Gov. Gavin Newsom’s record in California is a major liability if the Democrat wants the 2028 presidential nomination, according to former George W. Bush White House official Karl Rove.
Rove, in an opinion piece on Wednesday in the Wall Street Journal, faulted the progressive Democrat for his state’s high taxes and “lackluster economy.”
The Republican strategist alleged that California “no longer has the quality of life that was long a gigantic magnet for jobs and commerce” that it once was under GOP heroes like Ronald Reagan, who was governor of the Golden State before becoming president.
Newsom’s office declined to comment.
Rove also claimed another potential 2028 candidate, Illinois Gov. JB Pritzker, would have similar liabilities on the campaign trail.
“Mr. Newsom has great hair and Mr. Pritzker a vast fortune,” Rove wrote. “But neither will matter nearly as much as their records as governor. Neither man can credibly claim that he has a solid record of economic achievement. That may not matter much to Democratic primary voters. It will in November 2028.”
Some on the left have voiced similar concerns, even as Newsom has emerged as a potential top pick for Democratic voters in 2028, alongside former Vice President Kamala Harris.
“During his tenure, the state has been a laboratory for some of the Democratic Party’s most politically fraught policies and instincts, which has left it less affordable and more culturally radical than it used to be,” Marc Novicoff and Jonathan Chait wrote in The Atlantic last month. “His record not only raises pressing questions about how effectively he could govern as president; it also provides opponents an endless buffet of vulnerabilities across social and economic issues.”
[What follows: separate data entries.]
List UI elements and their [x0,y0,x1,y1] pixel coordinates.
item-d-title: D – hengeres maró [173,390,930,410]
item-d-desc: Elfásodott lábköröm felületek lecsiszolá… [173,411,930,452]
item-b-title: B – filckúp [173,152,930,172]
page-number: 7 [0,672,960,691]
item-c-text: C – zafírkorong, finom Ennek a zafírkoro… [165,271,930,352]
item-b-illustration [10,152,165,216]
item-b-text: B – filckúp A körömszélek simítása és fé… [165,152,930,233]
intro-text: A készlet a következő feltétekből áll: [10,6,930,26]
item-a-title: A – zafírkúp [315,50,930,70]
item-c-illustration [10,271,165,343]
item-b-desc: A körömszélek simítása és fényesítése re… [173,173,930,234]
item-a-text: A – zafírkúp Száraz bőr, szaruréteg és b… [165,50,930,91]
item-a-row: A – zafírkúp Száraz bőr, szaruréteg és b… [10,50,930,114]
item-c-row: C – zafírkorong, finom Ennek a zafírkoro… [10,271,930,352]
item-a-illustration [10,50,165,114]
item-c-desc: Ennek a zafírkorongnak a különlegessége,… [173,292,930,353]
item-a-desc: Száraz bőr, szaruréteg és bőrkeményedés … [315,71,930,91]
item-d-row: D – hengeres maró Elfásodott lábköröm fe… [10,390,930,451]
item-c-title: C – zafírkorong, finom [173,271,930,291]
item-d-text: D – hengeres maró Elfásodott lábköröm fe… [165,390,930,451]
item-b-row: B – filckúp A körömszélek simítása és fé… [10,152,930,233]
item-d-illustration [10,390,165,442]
Throughout the last year, Newsom has worked to make himself a visible Democratic counterpoint to the media-dominating Trump, often trolling the president online and launching a podcast where he speaks with prominent conservatives.
The former Bush administration official has been equally critical of the Republican record, as Washington braces for midterm season.
He warned late last year that the GOP’s continued inability to pass a long-promised replacement to the Affordable Care Act meant the party was in “deep trouble” and congressional Republicans were “scared to death of the midterm election.”
Rove, in a separate Wall Street Journal column, criticized President Trump, arguing the president’s often vulgar statements on pop culture news and rosy claims about a soaring economy don’t land well with voters whose main concern is economic affordability.
“Mr Biden and his allies looked disconnected from reality when they proclaimed ‘Bidenomics is working’ even as ordinary Americans struggled with inflation,” Rove wrote. “Telling voters not to believe their own lying checkbooks was politically insane. Mr. Trump is doing the same thing.”